やっぱりブラックなりに岩対策は考えているらしい。余計なことを。それにしても、なんで岩雪崩のわざマシンはタケシジムの景品なんだよ。ストーンエッジはバトルフロンティアの交換アイテムなんだよ。必要な技が今の状態だと入手不可が多いのがストーリーモードの悲しいところだ。まあ覚えていたら最後、ろくに努力値振ってない上に色違いだから能力値はおそらくへっぽこなヘラクロスだ。間違いなく一撃でやられてただろうから、結果オーライだけど。それより、と俺はブラックを見た。なんで先手取れるんだよ、まさかお前もスカーフ組かよ、おい!どっから手に入れた。お母さんの宅急便しか入手経路を知らない俺は思わず叫ぶ。最初からこいつが持っていたんだとブラックは軽く流した。さよですか。ちぇー、バトルフロンティアでポイント稼がなきゃもらえないアイテムだったから、どっかで買えるんなら、もちもの重複させてやろうかと思ってたのにつまらん。やっぱりお母さんに一度聞いてみる出来だなあ、と考えなおした俺は、バトルを続行する。
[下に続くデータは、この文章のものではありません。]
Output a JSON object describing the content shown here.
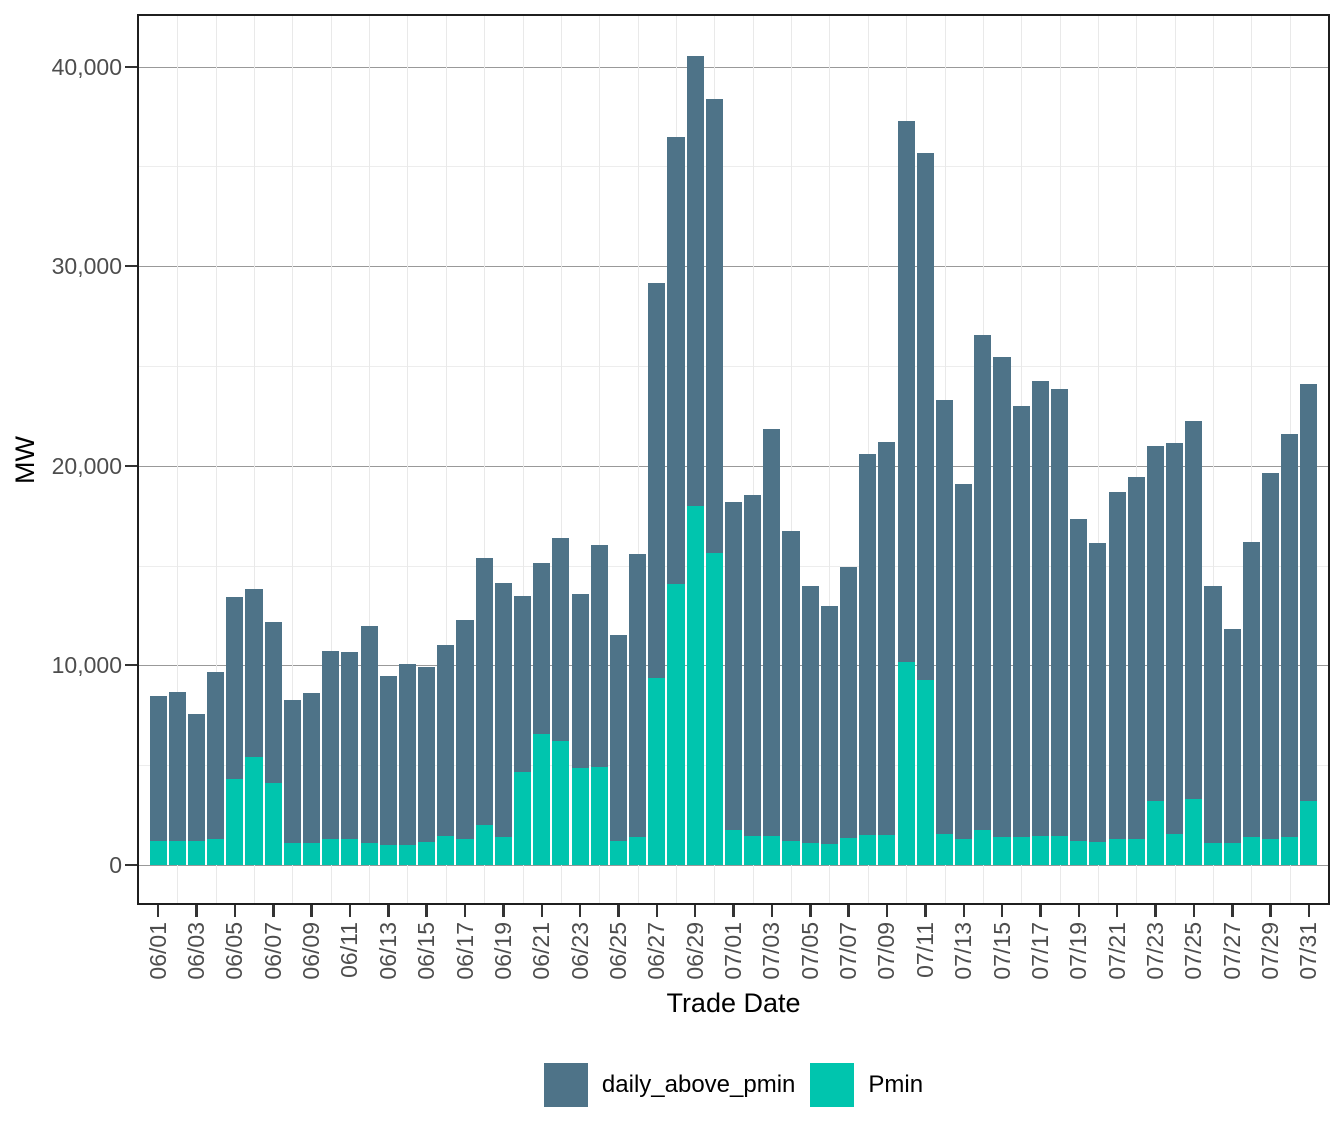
{
  "chart_data": {
    "type": "bar",
    "stacked": true,
    "title": "",
    "xlabel": "Trade Date",
    "ylabel": "MW",
    "legend_position": "bottom",
    "grid": {
      "major_color": "#999999",
      "minor_color": "#ededed",
      "vertical_color": "#e9e9e9"
    },
    "ylim": [
      -2100,
      42550
    ],
    "y_ticks": [
      {
        "value": 0,
        "label": "0"
      },
      {
        "value": 10000,
        "label": "10,000"
      },
      {
        "value": 20000,
        "label": "20,000"
      },
      {
        "value": 30000,
        "label": "30,000"
      },
      {
        "value": 40000,
        "label": "40,000"
      }
    ],
    "y_minor_ticks": [
      5000,
      15000,
      25000,
      35000
    ],
    "x_label_every": 2,
    "categories": [
      "06/01",
      "06/02",
      "06/03",
      "06/04",
      "06/05",
      "06/06",
      "06/07",
      "06/08",
      "06/09",
      "06/10",
      "06/11",
      "06/12",
      "06/13",
      "06/14",
      "06/15",
      "06/16",
      "06/17",
      "06/18",
      "06/19",
      "06/20",
      "06/21",
      "06/22",
      "06/23",
      "06/24",
      "06/25",
      "06/26",
      "06/27",
      "06/28",
      "06/29",
      "06/30",
      "07/01",
      "07/02",
      "07/03",
      "07/04",
      "07/05",
      "07/06",
      "07/07",
      "07/08",
      "07/09",
      "07/10",
      "07/11",
      "07/12",
      "07/13",
      "07/14",
      "07/15",
      "07/16",
      "07/17",
      "07/18",
      "07/19",
      "07/20",
      "07/21",
      "07/22",
      "07/23",
      "07/24",
      "07/25",
      "07/26",
      "07/27",
      "07/28",
      "07/29",
      "07/30",
      "07/31"
    ],
    "series": [
      {
        "name": "daily_above_pmin",
        "color": "#4e7388",
        "values": [
          7250,
          7450,
          6350,
          8350,
          9150,
          8450,
          8100,
          7150,
          7500,
          9400,
          9350,
          10900,
          8450,
          9050,
          8750,
          9550,
          11000,
          13400,
          12750,
          8850,
          8600,
          10200,
          8750,
          11150,
          10350,
          14200,
          19800,
          22400,
          22550,
          22750,
          16450,
          17100,
          20400,
          15550,
          12900,
          11950,
          13600,
          19100,
          19700,
          27150,
          26400,
          21750,
          17800,
          24800,
          24050,
          21600,
          22800,
          22400,
          16150,
          15000,
          17400,
          18150,
          17800,
          19600,
          18950,
          12900,
          10750,
          14800,
          18350,
          20200,
          20900
        ]
      },
      {
        "name": "Pmin",
        "color": "#00c5ae",
        "values": [
          1200,
          1200,
          1200,
          1300,
          4300,
          5400,
          4100,
          1100,
          1100,
          1300,
          1300,
          1100,
          1000,
          1000,
          1150,
          1450,
          1300,
          2000,
          1400,
          4650,
          6550,
          6200,
          4850,
          4900,
          1200,
          1400,
          9350,
          14100,
          18000,
          15650,
          1750,
          1450,
          1450,
          1200,
          1100,
          1050,
          1350,
          1500,
          1500,
          10150,
          9250,
          1550,
          1300,
          1750,
          1400,
          1400,
          1450,
          1450,
          1200,
          1150,
          1300,
          1300,
          3200,
          1550,
          3300,
          1100,
          1100,
          1400,
          1300,
          1400,
          3200
        ]
      }
    ]
  },
  "legend": {
    "items": [
      {
        "label": "daily_above_pmin",
        "color": "#4e7388"
      },
      {
        "label": "Pmin",
        "color": "#00c5ae"
      }
    ]
  },
  "axes": {
    "y_title": "MW",
    "x_title": "Trade Date"
  }
}
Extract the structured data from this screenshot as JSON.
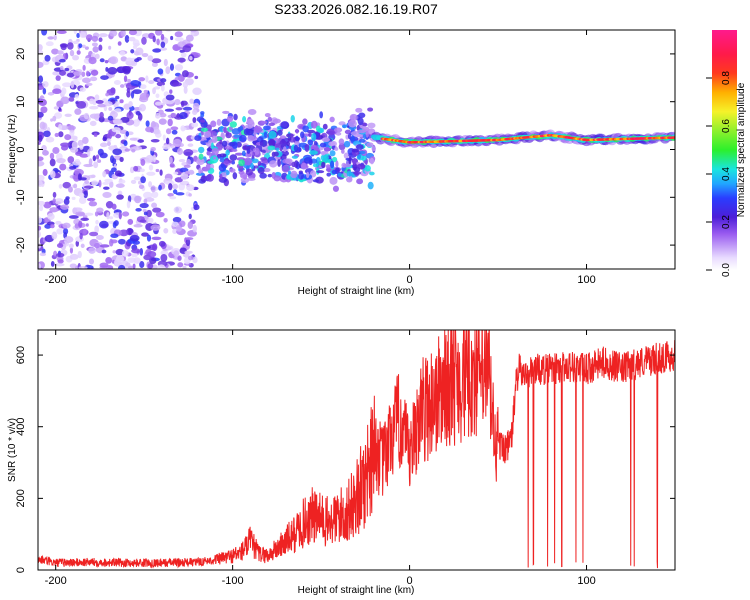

再び一角をぐるぐると螺旋描いているヘラクロスは、指示を仰いだ。スカーフの制限でこれから出せる技は一つだけしかない。俺は引き続きシャドークローを命じる。なんとか立てる分の蓄積ダメージをうけた状態で繰り出された急所。なんという無駄急所。急所に出やすい技はここ一番って時に限って出ないんだよな。なすすべなくネイティオは倒れたので、ブラックはボールをかざした。

「もういい。戻れ、ネイティオ。少々俺さ………なんだ」
「えー、なんでそこで切る」
「なんでニヤニヤしてるんだよ」
「えーっとさ、胸に手を当ててよく考えてみるといいと思うんだ。そしたらオレ様がマイブームになってる新しい自分に気づくだろ?」
「こい、ゴルバット」
「げ」
「まだ遊び足りない馬鹿がいるようだな。そう簡単には終わらさんぞ」

この時のブラックは、いつになく嬉しそうだったとだけ言っとこうと思う。